I went to see him a bunch of times over the next 4 or 5 months to have phlebotomies. They would test me periodically to see how the iron level was. It would drop after they removed blood then bounce back up. This went on for a while until finally it dropped and stayed down. After about 2 months of this I started to feel better. After 3 months I was starting to become the Energizer bunny.
That winter in Berlin it snowed around New Years Eve and it didn’t thaw until March, each thin snowfall adding to the last, compacting into a 3 to 4 inch layer of ice. I started running on the ice, at first from Prenzlauerberg down through Tiergarten. Soon I was running out to Potsdam or Bernauer then taking the SBahn back. Next I joined a gym and started going every day in addition to the running.
At my next doctor’s visit (I call him Verrückterarztmann) I told him what I was up to. He said it wasn’t enough.
“Most of my patients come in here complaining about not feeling well, and most of them I can't help. They don’t have what you have. I don’t have what you have. I wish I did, I would love to be able to do what you can do. You’re like Lance Armstrong. In fact I looked them up and your blood values are higher than his are. When I go out in this weather and get cold and wet I want to go home and sit in front of the fire. You're not like that. You can keep going and going and going, no matter what the conditions. Get off your ass and train for a marathon or something, or go climb a mountain.”

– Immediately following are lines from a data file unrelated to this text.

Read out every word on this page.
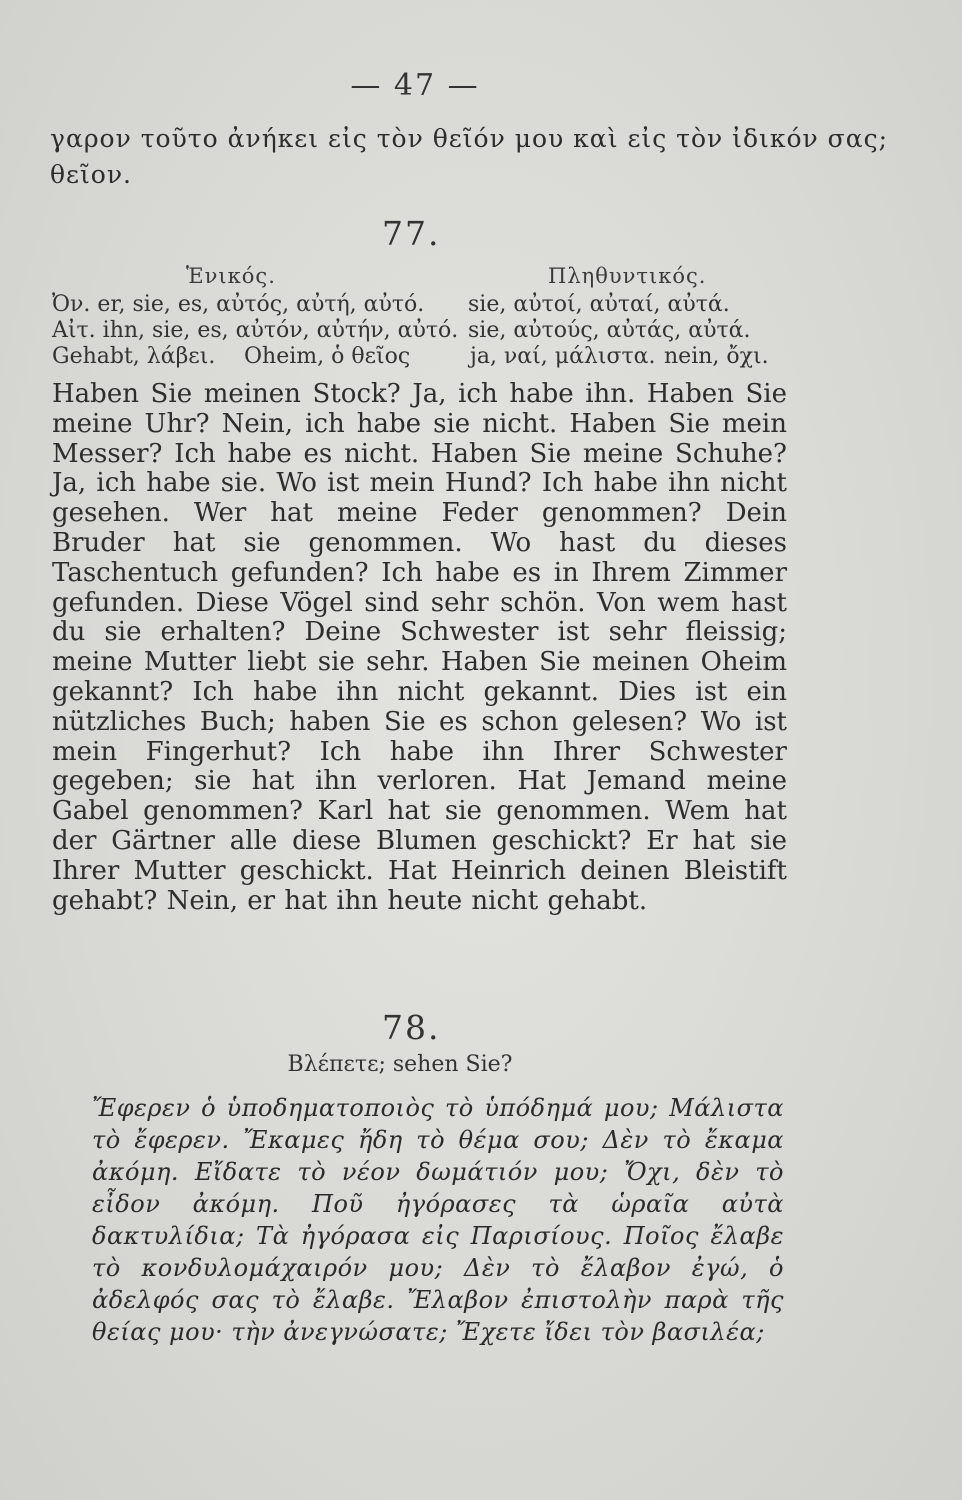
— 47 —
γαρον τοῦτο ἀνήκει εἰς τὸν θεῖόν μου καὶ εἰς τὸν ἰδικόν σας;
θεῖον.
77.
Ἑνικός.	Πληθυντικός.
Ὀν. er, sie, es, αὐτός, αὐτή, αὐτό. sie, αὐτοί, αὐταί, αὐτά.
Αἰτ. ihn, sie, es, αὐτόν, αὐτήν, αὐτό. sie, αὐτούς, αὐτάς, αὐτά.
Gehabt, λάβει. Oheim, ὁ θεῖος	ja, ναί, μάλιστα. nein, ὄχι.
Haben Sie meinen Stock? Ja, ich habe ihn. Haben Sie meine Uhr? Nein, ich habe sie nicht. Haben Sie mein Messer? Ich habe es nicht. Haben Sie meine Schuhe? Ja, ich habe sie. Wo ist mein Hund? Ich habe ihn nicht gesehen. Wer hat meine Feder genommen? Dein Bruder hat sie genommen. Wo hast du dieses Taschentuch gefunden? Ich habe es in Ihrem Zimmer gefunden. Diese Vögel sind sehr schön. Von wem hast du sie erhalten? Deine Schwester ist sehr fleissig; meine Mutter liebt sie sehr. Haben Sie meinen Oheim gekannt? Ich habe ihn nicht gekannt. Dies ist ein nützliches Buch; haben Sie es schon gelesen? Wo ist mein Fingerhut? Ich habe ihn Ihrer Schwester gegeben; sie hat ihn verloren. Hat Jemand meine Gabel genommen? Karl hat sie genommen. Wem hat der Gärtner alle diese Blumen geschickt? Er hat sie Ihrer Mutter geschickt. Hat Heinrich deinen Bleistift gehabt? Nein, er hat ihn heute nicht gehabt.
78.
Βλέπετε; sehen Sie?
Ἔφερεν ὁ ὑποδηματοποιὸς τὸ ὑπόδημά μου; Μάλιστα τὸ ἔφερεν. Ἔκαμες ἤδη τὸ θέμα σου; Δὲν τὸ ἔκαμα ἀκόμη. Εἴδατε τὸ νέον δωμάτιόν μου; Ὄχι, δὲν τὸ εἶδον ἀκόμη. Ποῦ ἠγόρασες τὰ ὡραῖα αὐτὰ δακτυλίδια; Τὰ ἠγόρασα εἰς Παρισίους. Ποῖος ἔλαβε τὸ κονδυλομάχαιρόν μου; Δὲν τὸ ἔλαβον ἐγώ, ὁ ἀδελφός σας τὸ ἔλαβε. Ἔλαβον ἐπιστολὴν παρὰ τῆς θείας μου· τὴν ἀνεγνώσατε; Ἔχετε ἴδει τὸν βασιλέα;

The Lance Armstrong comment got me to thinking. And so I discovered cycling. I had hardly ridden a bicycle since I was an adolescent but I wanted to put Verrückterartzmann’s assertions to the test. I borrowed a bicycle from a friend, bungeed a backpack with a change of socks and underwear to the rack, and set off for Usedom on the coast of the Baltic Sea. It was February, with temperatures in the mid 20's and the ground still covered with ice and snow. When I think about it now I laugh at how completely clueless I was about bicycle travel. I was wearing jeans and a ski parka, had no pump or tools, no oil for the chain, no food, no maps, no spare tubes, etcetera… Did I mention that I was wearing jeans? (I would pay dearly for that bit of ignorance.)
I started riding. There is a marked bike path that goes from Berlin to Usedom and I just followed the signs. It's a beautiful ride, most of it through the woods. I crashed on the ice at least once every couple of kilometres. The farther north I went the thicker the snow; I had to carry the bike up a lot of the hills, stumbling and falling. I was cursing the doctor in Spanish (don’t know why in Spanish, he just seemed like an hijo de la chingada) and asking myself what the hell I was doing this for, until I took a particularly bad spill on the ice and slid a good 4 metres, winding up on my back in a snow bank. And I just started laughing. This was a blast!
So began my cycling adventures. In April I bought a bicycle, closed up the apartment, and rode from Berlin to Barcelona. Then from Boston to San Diego. Then Mexico. And so on. And now? Not sure, just going to keep going until something happens or I run out of planet. Doctor’s orders.